Tech basketball stars set sights on professional careers

The starting frontcourt that led Tech’s men’s basketball team to the second round of the NCAA Tournament will have to be replaced. Forwards Gani Lawal and Derrick Favors have announced that they will forego the remainder of their NCAA eligibility to enter the 2010 NBA Draft.

Lawal, a junior from Norcross High School, made the announcement last Friday.

“I am ready to take the next step in my basketball career…I want to thank Coach Hewitt and Georgia Tech for the opportunity to come to school here and play for the Yellow Jackets,” Lawal said in a statement released by the team. The Management major added that he plans to continue pursuing his degree.

Lawal was one of two Jackets to start in all 36 games this past season, and he finished as the team’s leading scorer and rebounder with 13.1 points and 8.5 rebounds per game. The latter figure was good for third in the ACC. Lawal had arguably his best game of the season on Jan. 9 against then-No. 5 Duke, when he posted 21 points on 8-for-9 shooting and nine rebounds as Tech pulled off the upset.

This marks the second season in a row that Lawal has declared for the NBA Draft. After last season, he entered his name in the draft pool and went through pre-draft evaluations, but he ultimately withdrew his name and decided to return for the 2009-10 season. Since NCAA regulations state that players may only withdraw their name from the draft once, though, Lawal is now ineligible to return to the Jackets for his senior year.

Favors made his announcement earlier today, confirming speculation that he would declare for the draft after one season at Tech. The 6-foot-10 freshman out of South Atlanta High quickly became an impact player for the Jackets, starting all but one game and finishing second to Lawal among Tech players with 12.4 points and 8.4 rebounds per game. His 2.1 blocks per game (74 total) were good for second in the conference.

As a freshman, Favors struggled at times early in the season but came on strong in the second half of the year. He had his best statistical game in the last-second loss at Maryland on Feb. 20, posting 21 points and 18 rebounds, and he was a big reason for Tech’s run to the ACC title game in March.

Both players are expected to be taken in the first round of the draft. Favors was projected by many to be a top-five pick even before he enrolled at Tech, and his late-season performance has solidified those projections. Lawal, meanwhile, is expected to go in the latter part of the first round.

With fellow forward Zachery Peacock having exhausted his eligibility, the departures of Lawal and Favors mean the Jackets currently have only three frontcourt players returning. Of those three, only rising redshirt senior Brad Sheehan has any game experience; rising redshirt freshmen Daniel Miller and Kammeon Holsey sat out the 2009-10 campaign.

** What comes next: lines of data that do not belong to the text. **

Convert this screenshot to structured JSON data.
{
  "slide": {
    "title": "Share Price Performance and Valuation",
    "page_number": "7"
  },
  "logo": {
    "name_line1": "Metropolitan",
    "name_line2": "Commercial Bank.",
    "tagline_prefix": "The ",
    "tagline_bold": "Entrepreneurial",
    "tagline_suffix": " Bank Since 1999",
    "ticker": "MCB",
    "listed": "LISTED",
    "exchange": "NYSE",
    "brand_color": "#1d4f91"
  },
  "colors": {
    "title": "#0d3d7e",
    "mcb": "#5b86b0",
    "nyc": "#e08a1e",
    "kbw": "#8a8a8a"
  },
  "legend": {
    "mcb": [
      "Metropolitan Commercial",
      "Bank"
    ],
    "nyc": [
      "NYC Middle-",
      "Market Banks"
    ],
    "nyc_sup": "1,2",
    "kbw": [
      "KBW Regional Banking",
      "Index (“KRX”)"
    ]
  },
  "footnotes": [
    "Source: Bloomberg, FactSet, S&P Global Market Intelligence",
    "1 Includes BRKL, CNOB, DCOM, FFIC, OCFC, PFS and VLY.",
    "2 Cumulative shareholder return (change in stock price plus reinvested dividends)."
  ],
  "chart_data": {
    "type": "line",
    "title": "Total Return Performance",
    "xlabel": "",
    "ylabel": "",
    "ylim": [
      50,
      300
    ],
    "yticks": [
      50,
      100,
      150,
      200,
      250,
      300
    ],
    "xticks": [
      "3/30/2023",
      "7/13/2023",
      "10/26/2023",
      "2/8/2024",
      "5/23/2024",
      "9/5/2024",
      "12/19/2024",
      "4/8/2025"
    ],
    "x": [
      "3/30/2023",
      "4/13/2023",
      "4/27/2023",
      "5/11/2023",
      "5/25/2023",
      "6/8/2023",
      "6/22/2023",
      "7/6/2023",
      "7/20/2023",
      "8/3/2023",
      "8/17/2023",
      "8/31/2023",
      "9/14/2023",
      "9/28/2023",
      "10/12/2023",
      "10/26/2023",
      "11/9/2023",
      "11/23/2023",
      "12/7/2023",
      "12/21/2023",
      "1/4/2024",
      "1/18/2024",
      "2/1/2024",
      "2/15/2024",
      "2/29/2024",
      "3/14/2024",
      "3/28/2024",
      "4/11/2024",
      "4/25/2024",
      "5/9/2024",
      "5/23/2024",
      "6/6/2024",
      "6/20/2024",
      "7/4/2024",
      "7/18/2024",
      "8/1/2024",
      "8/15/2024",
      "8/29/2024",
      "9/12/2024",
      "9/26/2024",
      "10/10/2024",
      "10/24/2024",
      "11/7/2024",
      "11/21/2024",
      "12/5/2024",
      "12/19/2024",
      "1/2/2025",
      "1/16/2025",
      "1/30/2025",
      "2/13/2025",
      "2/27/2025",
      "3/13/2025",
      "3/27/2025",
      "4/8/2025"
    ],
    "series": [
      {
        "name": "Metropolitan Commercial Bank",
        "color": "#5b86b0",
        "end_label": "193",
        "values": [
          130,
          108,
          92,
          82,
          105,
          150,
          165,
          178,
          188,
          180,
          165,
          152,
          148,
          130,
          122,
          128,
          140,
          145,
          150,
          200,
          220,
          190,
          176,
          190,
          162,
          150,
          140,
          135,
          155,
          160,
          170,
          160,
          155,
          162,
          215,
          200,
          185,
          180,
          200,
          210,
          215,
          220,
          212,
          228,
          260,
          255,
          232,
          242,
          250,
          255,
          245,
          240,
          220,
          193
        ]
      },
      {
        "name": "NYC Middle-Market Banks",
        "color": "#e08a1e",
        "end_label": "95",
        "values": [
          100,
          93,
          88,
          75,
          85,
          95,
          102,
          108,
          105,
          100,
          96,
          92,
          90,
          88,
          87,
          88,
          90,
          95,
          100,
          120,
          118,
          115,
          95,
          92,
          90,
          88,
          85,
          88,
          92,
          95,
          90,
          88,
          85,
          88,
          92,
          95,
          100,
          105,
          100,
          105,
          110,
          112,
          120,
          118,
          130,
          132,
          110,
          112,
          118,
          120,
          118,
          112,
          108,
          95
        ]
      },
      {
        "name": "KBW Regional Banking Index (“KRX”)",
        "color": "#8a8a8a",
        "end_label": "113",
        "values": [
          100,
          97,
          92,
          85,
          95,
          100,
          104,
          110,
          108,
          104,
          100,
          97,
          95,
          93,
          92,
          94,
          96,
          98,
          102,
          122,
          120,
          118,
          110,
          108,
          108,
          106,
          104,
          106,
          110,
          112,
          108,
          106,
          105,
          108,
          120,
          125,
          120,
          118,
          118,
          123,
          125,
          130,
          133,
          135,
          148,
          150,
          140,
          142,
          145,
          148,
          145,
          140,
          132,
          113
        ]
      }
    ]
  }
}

The women’s basketball team received much happier news on the professional front. Forward Brigitte Ardossi, an all-conference performer for the Jackets as a senior this past season, was selected by the Atlanta Dream with the ninth pick in the second round of the WNBA Draft. Ardossi was the third ACC player taken and the fifth Tech player ever to be selected in the WNBA Draft.

The selection capped a strong Tech career for Ardossi, an Australia native and a solid player for the Jackets for three years who emerged as a star in her senior year. In the 2009-10 season, Ardossi ended up as Tech’s leader in several notable stats. Her marks of 31.6 minutes per game, 16.5 points per game, 7.3 rebounds per game, 65 steals, 48.4 percent on field goal attempts and 82.9 percent on free throws were all team highs. Her numbers actually went up almost across the board against conference opponents, against whom she posted 18.9 points and 8.6 rebounds per game.